Strengthening Parent-Child Relationships After Conflict

 Parent-Child Relationships

The picture I posted is one of my mother and I a few years before her descent into Alzheimer’s Disease put her beyond my reach. She taught me so much about strengthening her parent-child relationships. Even in the midst of conflict, her love and respect bolstered our relationship.  I will always treasure this gift.

By the time you read this blog, Thanksgiving will be over and the Christmas/New Year Holiday will be coming up soon. Hopefully, your Thanksgiving experience was a positive one. We set enormous expectations for our families during the holidays. Many of us have put down stakes in the post-election divide. These factors  may have led to some angry discussions at the Thanksgiving Table.  Our children take their cues on how to behave when they watch us.  Also, our kids may have felt pressure because we required their “best behavior” at these family events. One of the first places where our children learn about conflict is in their family. How can such conflict strengthen parent-child relationships?

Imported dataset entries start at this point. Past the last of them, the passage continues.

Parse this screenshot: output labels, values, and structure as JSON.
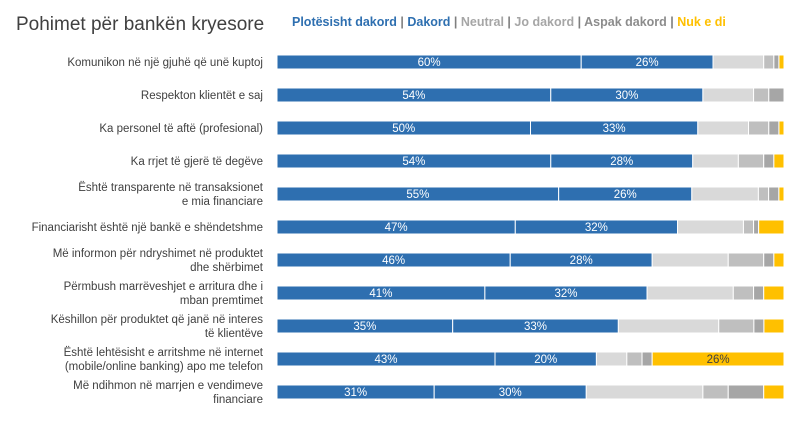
{
  "chart_data": {
    "type": "bar",
    "stacked": true,
    "orientation": "horizontal",
    "title": "Pohimet për bankën kryesore",
    "legend_position": "top",
    "legend": [
      {
        "name": "Plotësisht dakord",
        "color": "#2e6fb0"
      },
      {
        "name": "Dakord",
        "color": "#2e6fb0"
      },
      {
        "name": "Neutral",
        "color": "#a6a6a6"
      },
      {
        "name": "Jo dakord",
        "color": "#a6a6a6"
      },
      {
        "name": "Aspak dakord",
        "color": "#8c8c8c"
      },
      {
        "name": "Nuk e di",
        "color": "#ffc000"
      }
    ],
    "legend_separator": "|",
    "categories": [
      "Komunikon në një gjuhë që unë kuptoj",
      "Respekton klientët e saj",
      "Ka personel të aftë (profesional)",
      "Ka rrjet të gjerë të degëve",
      "Është transparente në transaksionet e mia financiare",
      "Financiarisht është një bankë e shëndetshme",
      "Më informon për ndryshimet në produktet dhe shërbimet",
      "Përmbush marrëveshjet e arritura dhe i mban premtimet",
      "Këshillon për produktet që janë në interes të klientëve",
      "Është lehtësisht e arritshme në internet (mobile/online banking) apo me telefon",
      "Më ndihmon në marrjen e vendimeve financiare"
    ],
    "category_lines": [
      [
        "Komunikon në një gjuhë që unë kuptoj"
      ],
      [
        "Respekton klientët e saj"
      ],
      [
        "Ka personel të aftë (profesional)"
      ],
      [
        "Ka rrjet të gjerë të degëve"
      ],
      [
        "Është transparente në transaksionet",
        "e mia financiare"
      ],
      [
        "Financiarisht është një bankë e shëndetshme"
      ],
      [
        "Më informon për ndryshimet në produktet",
        "dhe shërbimet"
      ],
      [
        "Përmbush marrëveshjet e arritura dhe i",
        "mban premtimet"
      ],
      [
        "Këshillon për produktet që janë në interes",
        "të klientëve"
      ],
      [
        "Është lehtësisht e arritshme në internet",
        "(mobile/online banking) apo me telefon"
      ],
      [
        "Më ndihmon në marrjen e vendimeve",
        "financiare"
      ]
    ],
    "series": [
      {
        "name": "Plotësisht dakord",
        "color": "#2e6fb0",
        "labeled": true,
        "values": [
          60,
          54,
          50,
          54,
          55,
          47,
          46,
          41,
          35,
          43,
          31
        ]
      },
      {
        "name": "Dakord",
        "color": "#2e6fb0",
        "labeled": true,
        "values": [
          26,
          30,
          33,
          28,
          26,
          32,
          28,
          32,
          33,
          20,
          30
        ]
      },
      {
        "name": "Neutral",
        "color": "#d9d9d9",
        "labeled": false,
        "values": [
          10,
          10,
          10,
          9,
          13,
          13,
          15,
          17,
          20,
          6,
          23
        ]
      },
      {
        "name": "Jo dakord",
        "color": "#bfbfbf",
        "labeled": false,
        "values": [
          2,
          3,
          4,
          5,
          2,
          2,
          7,
          4,
          7,
          3,
          5
        ]
      },
      {
        "name": "Aspak dakord",
        "color": "#a6a6a6",
        "labeled": false,
        "values": [
          1,
          3,
          2,
          2,
          2,
          1,
          2,
          2,
          2,
          2,
          7
        ]
      },
      {
        "name": "Nuk e di",
        "color": "#ffc000",
        "labeled_indices": [
          9
        ],
        "values": [
          1,
          0,
          1,
          2,
          1,
          5,
          2,
          4,
          4,
          26,
          4
        ]
      }
    ],
    "data_labels": [
      [
        "60%",
        "26%"
      ],
      [
        "54%",
        "30%"
      ],
      [
        "50%",
        "33%"
      ],
      [
        "54%",
        "28%"
      ],
      [
        "55%",
        "26%"
      ],
      [
        "47%",
        "32%"
      ],
      [
        "46%",
        "28%"
      ],
      [
        "41%",
        "32%"
      ],
      [
        "35%",
        "33%"
      ],
      [
        "43%",
        "20%",
        "26%"
      ],
      [
        "31%",
        "30%"
      ]
    ],
    "xlim": [
      0,
      100
    ]
  }
}
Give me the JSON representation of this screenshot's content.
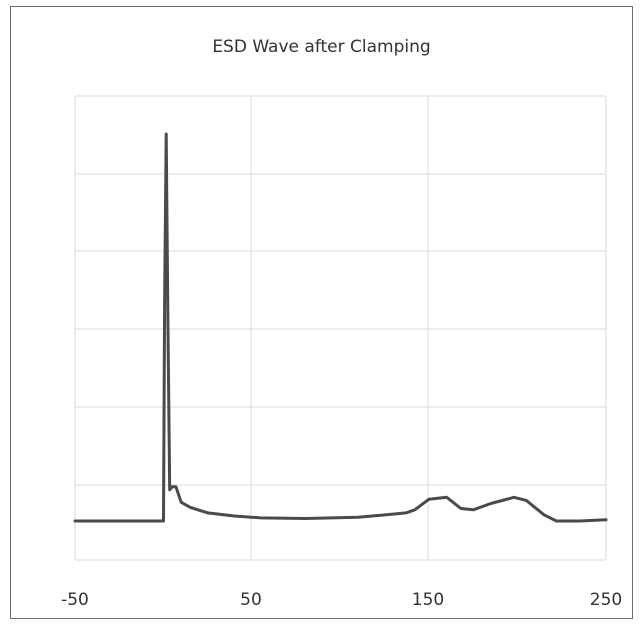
{
  "colors": {
    "line": "#4a4a4a",
    "grid": "#d9d9d9",
    "border": "#6f6f6f",
    "text": "#333333"
  },
  "chart_data": {
    "type": "line",
    "title": "ESD Wave after Clamping",
    "xlabel": "",
    "ylabel": "",
    "xlim": [
      -50,
      250
    ],
    "ylim": [
      -1,
      7
    ],
    "grid": true,
    "legend": "none",
    "x_ticks": [
      -50,
      50,
      150,
      250
    ],
    "y_ticks_shown": false,
    "series": [
      {
        "values": [
          [
            -50,
            0
          ],
          [
            0,
            0
          ],
          [
            0.6,
            3.5
          ],
          [
            1.5,
            6.2
          ],
          [
            2.5,
            3.2
          ],
          [
            3.5,
            0.5
          ],
          [
            5,
            0.55
          ],
          [
            7,
            0.55
          ],
          [
            10,
            0.3
          ],
          [
            15,
            0.22
          ],
          [
            25,
            0.13
          ],
          [
            40,
            0.08
          ],
          [
            55,
            0.05
          ],
          [
            80,
            0.04
          ],
          [
            110,
            0.06
          ],
          [
            137,
            0.13
          ],
          [
            142,
            0.18
          ],
          [
            150,
            0.35
          ],
          [
            160,
            0.38
          ],
          [
            168,
            0.2
          ],
          [
            175,
            0.18
          ],
          [
            185,
            0.28
          ],
          [
            198,
            0.38
          ],
          [
            205,
            0.33
          ],
          [
            215,
            0.1
          ],
          [
            222,
            0
          ],
          [
            235,
            0
          ],
          [
            250,
            0.02
          ]
        ]
      }
    ]
  }
}
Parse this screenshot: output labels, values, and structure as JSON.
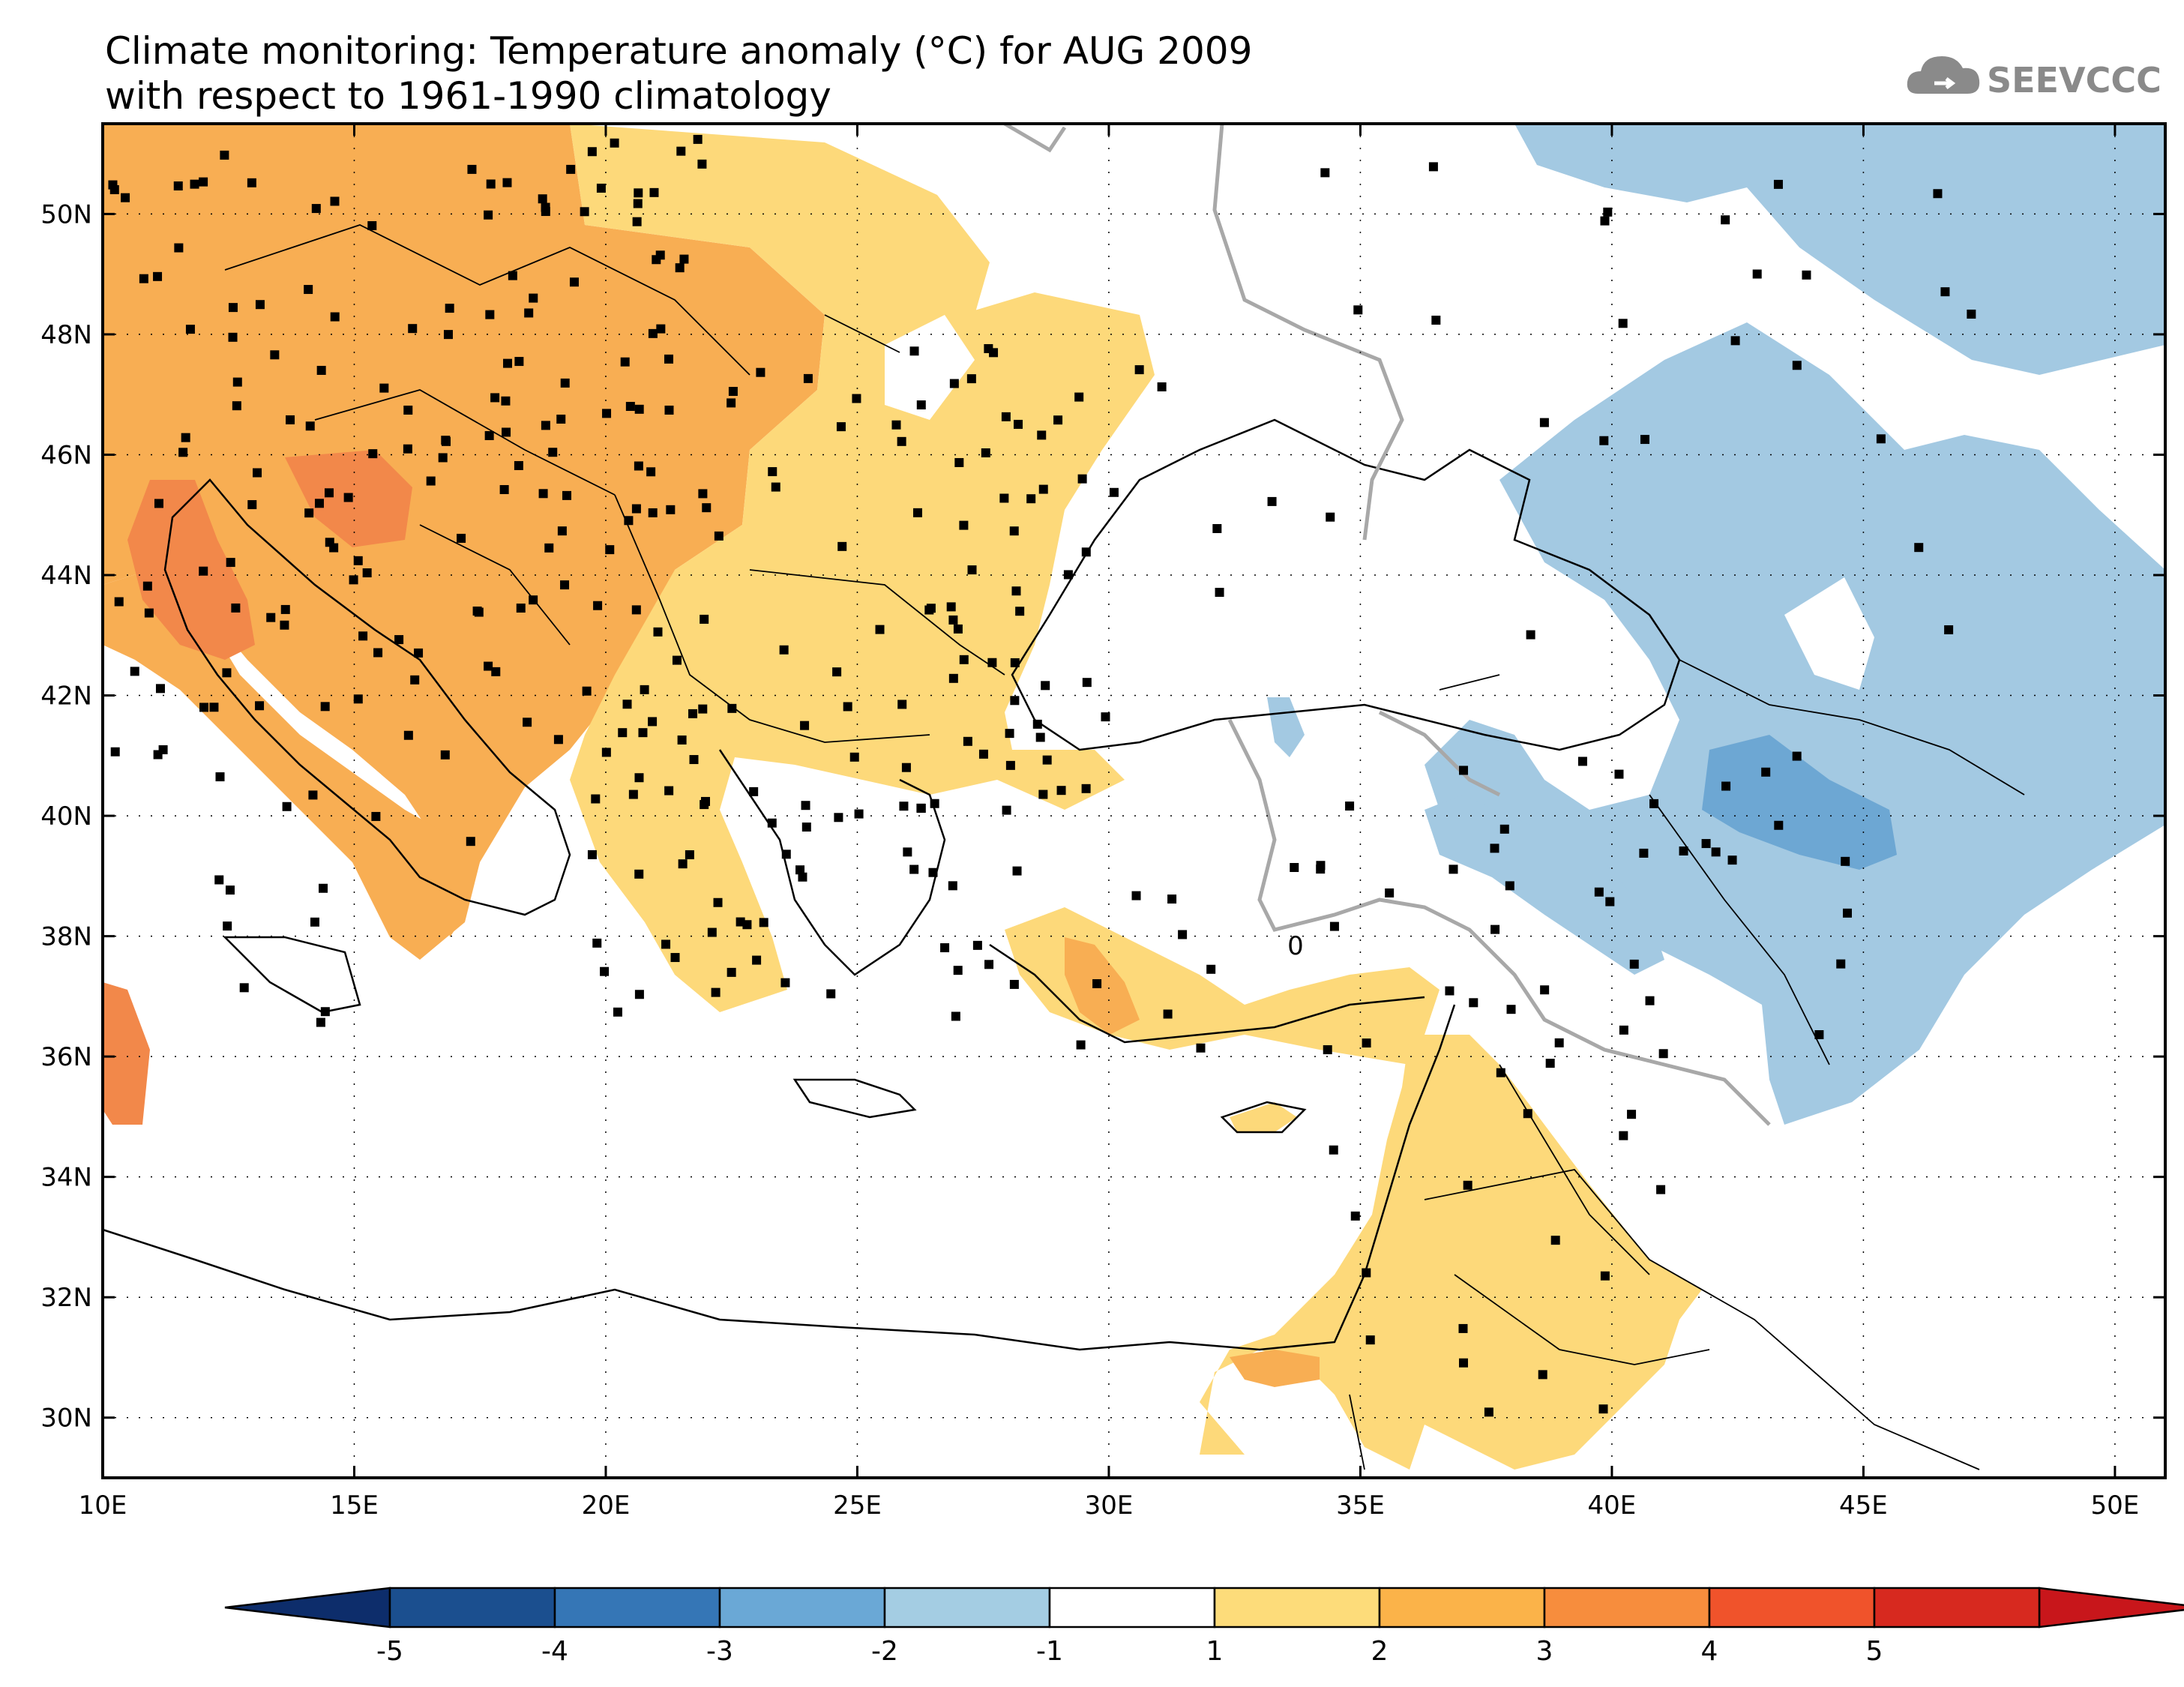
{
  "title": {
    "line1": "Climate monitoring: Temperature anomaly (°C) for AUG 2009",
    "line2": "with respect to 1961-1990 climatology"
  },
  "logo": {
    "text": "SEEVCCC",
    "icon": "cloud-icon"
  },
  "map": {
    "region": "Southeast Europe and Eastern Mediterranean",
    "lon_range": [
      10,
      51
    ],
    "lat_range": [
      29,
      51.5
    ],
    "lon_ticks": [
      "10E",
      "15E",
      "20E",
      "25E",
      "30E",
      "35E",
      "40E",
      "45E",
      "50E"
    ],
    "lat_ticks": [
      "30N",
      "32N",
      "34N",
      "36N",
      "38N",
      "40N",
      "42N",
      "44N",
      "46N",
      "48N",
      "50N"
    ],
    "contour_label": "0",
    "grid": "dotted"
  },
  "colorbar": {
    "labels": [
      "-5",
      "-4",
      "-3",
      "-2",
      "-1",
      "1",
      "2",
      "3",
      "4",
      "5"
    ],
    "colors": [
      "#1b4f8f",
      "#3576b6",
      "#6aa8d6",
      "#a4cde3",
      "#ffffff",
      "#fddc7a",
      "#fbb349",
      "#f78d3d",
      "#f0532b",
      "#d7291f"
    ],
    "under_color": "#0d2d6b",
    "over_color": "#c8161b"
  },
  "colors": {
    "orange_2_3": "#f8ae53",
    "orange_3_4": "#f2884a",
    "yellow_1_2": "#fdd97a",
    "blue_m2_m1": "#a3c9e2",
    "blue_m3_m2": "#6da7d3",
    "zero_contour": "#a8a8a8"
  }
}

Strengthen Parent-Child Relationships Through Dialogue

When you and your child have had a power struggle, take time to talk about what has happened with these guidelines:

  1. Clarify your expectations and explain how they were not met.
  2. Allow time for each person to speak without interruption. Set the timer for 3 minutes per person until each person has presented their own side.
  3. Come to a mutual agreement about how the rules will be followed in the future.

How I Applied This in My Own Life

My four children used to fight over who dreamstime_l_15197107would ride shotgun in my car. They might yell “shotgun” or run and climb into the front seat. They might wrestle with each other.  It was a conflict that could never be resolved and someone always felt cheated. This happened over and over again.

One day when we were all calm, I asked them to come up with a solution that would be fair to everyone. They agreed that they would take turns. Because they each had a voice in the decision, there was less conflict over this issue in the future. This helped everyone practice resolving conflict in a respectful manner.

These adversarial times in our country provide opportunities for us to strengthen parent-child relationships.

Above all remember how precious your children are. Love and respect this gift.